Chamseddine Shadi, LaPelusa Michael, Xiao Lianchun, Mohamed Yehia I, Lee Sunyoung S, Hu Zishuo Ian, Hatia Rikita I, Hassan Manal, Yao James C, Duda Dan G, Datar Saumil, Amin Hesham M, Kaseb Ahmed O
Department of Gastrointestinal Medical Oncology, The University of Texas MD Anderson Cancer Center, Houston, TX, USA.
Division of Cancer Medicine, The University of Texas MD Anderson Cancer Center, Houston, TX, USA.
J Hepatocell Carcinoma. 2024 Mar 4;11:455-461. doi: 10.2147/JHC.S452564. eCollection 2024.
In this study, we explored the potential of plasma growth hormone (GH) as a prognostic biomarker in patients with advanced HCC treated with durvalumab plus tremelimumab (D+T).

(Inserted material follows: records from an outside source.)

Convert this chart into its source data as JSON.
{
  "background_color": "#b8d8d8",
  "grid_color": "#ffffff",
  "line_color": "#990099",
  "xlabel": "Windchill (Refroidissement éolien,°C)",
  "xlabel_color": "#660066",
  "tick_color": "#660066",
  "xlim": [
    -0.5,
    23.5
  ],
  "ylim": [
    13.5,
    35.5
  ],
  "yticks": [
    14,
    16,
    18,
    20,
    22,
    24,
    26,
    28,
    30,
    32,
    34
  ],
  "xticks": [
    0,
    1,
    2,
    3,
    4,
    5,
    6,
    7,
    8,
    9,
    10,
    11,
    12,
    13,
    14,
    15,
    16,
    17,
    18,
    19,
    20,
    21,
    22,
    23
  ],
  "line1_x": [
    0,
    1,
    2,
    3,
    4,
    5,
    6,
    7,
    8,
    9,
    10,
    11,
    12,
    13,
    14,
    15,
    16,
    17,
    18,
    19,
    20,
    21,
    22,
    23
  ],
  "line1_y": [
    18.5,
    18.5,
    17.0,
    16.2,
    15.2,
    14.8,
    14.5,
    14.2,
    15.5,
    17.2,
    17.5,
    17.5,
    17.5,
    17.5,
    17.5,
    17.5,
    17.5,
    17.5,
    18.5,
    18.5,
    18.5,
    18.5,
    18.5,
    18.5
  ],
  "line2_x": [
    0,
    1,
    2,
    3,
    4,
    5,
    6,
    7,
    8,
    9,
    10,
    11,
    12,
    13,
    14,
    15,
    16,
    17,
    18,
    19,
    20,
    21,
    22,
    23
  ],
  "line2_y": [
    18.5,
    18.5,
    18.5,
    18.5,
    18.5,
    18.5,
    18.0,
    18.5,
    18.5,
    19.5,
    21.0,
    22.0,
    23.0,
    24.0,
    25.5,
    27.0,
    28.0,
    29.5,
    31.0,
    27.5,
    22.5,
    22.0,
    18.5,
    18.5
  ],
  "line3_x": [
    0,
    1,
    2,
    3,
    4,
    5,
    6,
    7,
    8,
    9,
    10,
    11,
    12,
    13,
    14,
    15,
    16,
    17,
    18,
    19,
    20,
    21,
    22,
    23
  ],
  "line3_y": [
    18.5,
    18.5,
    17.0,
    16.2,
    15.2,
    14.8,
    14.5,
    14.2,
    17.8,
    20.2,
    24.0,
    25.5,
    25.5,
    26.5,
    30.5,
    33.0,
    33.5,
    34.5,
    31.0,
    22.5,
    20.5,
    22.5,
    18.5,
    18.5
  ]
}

In this study, we included 16 patients with advanced HCC who received D+T at MD Anderson Cancer Center between 2022 and 2023 and had plasma GH measurements recorded before treatment. Plasma GH levels were measured from prospectively collected blood samples and were correlated with progression-free survival (PFS) and overall survival (OS). The cutoff for normal GH levels in women and men was defined as ≤3.7 μg/L and ≤0.9 μg/L, respectively. The Kaplan-Meier method was employed to compute the median OS and PFS, while the Log rank test was applied to compare the survival outcomes between the GH-high and GH-low groups.
Sixteen patients were included in this analysis, two female and fourteen male, with a median age of 65.5 years. At the time of the analysis, the 6-month OS rate was 100% among GH-low patients (6 patients) and 30% among GH-high patients (10 patients). OS was significantly longer in GH-low patients (not evaluable) compared to GH-high patients (3.94 months) (p = 0.030). PFS was also significantly longer in GH-low patients (not evaluable) compared to the GH-high patients (1.87 months) (p = 0.036).
Plasma GH is a prognostic biomarker in patients with advanced HCC treated with D+T. Given the relatively small patient cohort size, this finding should be further validated in larger randomized clinical trials in advanced HCC patients.
在本研究中,我们探讨了血浆生长激素(GH)作为接受度伐利尤单抗联合曲美木单抗(D+T)治疗的晚期肝癌患者预后生物标志物的潜力。
本研究纳入了16例晚期肝癌患者,这些患者于2022年至2023年在MD安德森癌症中心接受了D+T治疗,并在治疗前记录了血浆GH测量值。从前瞻性收集的血样中测量血浆GH水平,并将其与无进展生存期(PFS)和总生存期(OS)相关联。女性和男性正常GH水平的临界值分别定义为≤3.7μg/L和≤0.9μg/L。采用Kaplan-Meier方法计算中位OS和PFS,同时应用对数秩检验比较GH高组和GH低组之间的生存结果。
本分析纳入了16例患者,其中2例女性,14例男性,中位年龄为65.5岁。在分析时,GH低组(6例患者)的6个月OS率为100%,GH高组(10例患者)为30%。与GH高组患者(3.94个月)相比(p=0.030),GH低组患者的OS显著更长(不可评估)。与GH高组患者(1.87个月)相比(p=0.036),GH低组患者的PFS也显著更长(不可评估)。
血浆GH是接受D+T治疗的晚期肝癌患者的预后生物标志物。鉴于患者队列规模相对较小,这一发现应在晚期肝癌患者的更大规模随机临床试验中进一步验证。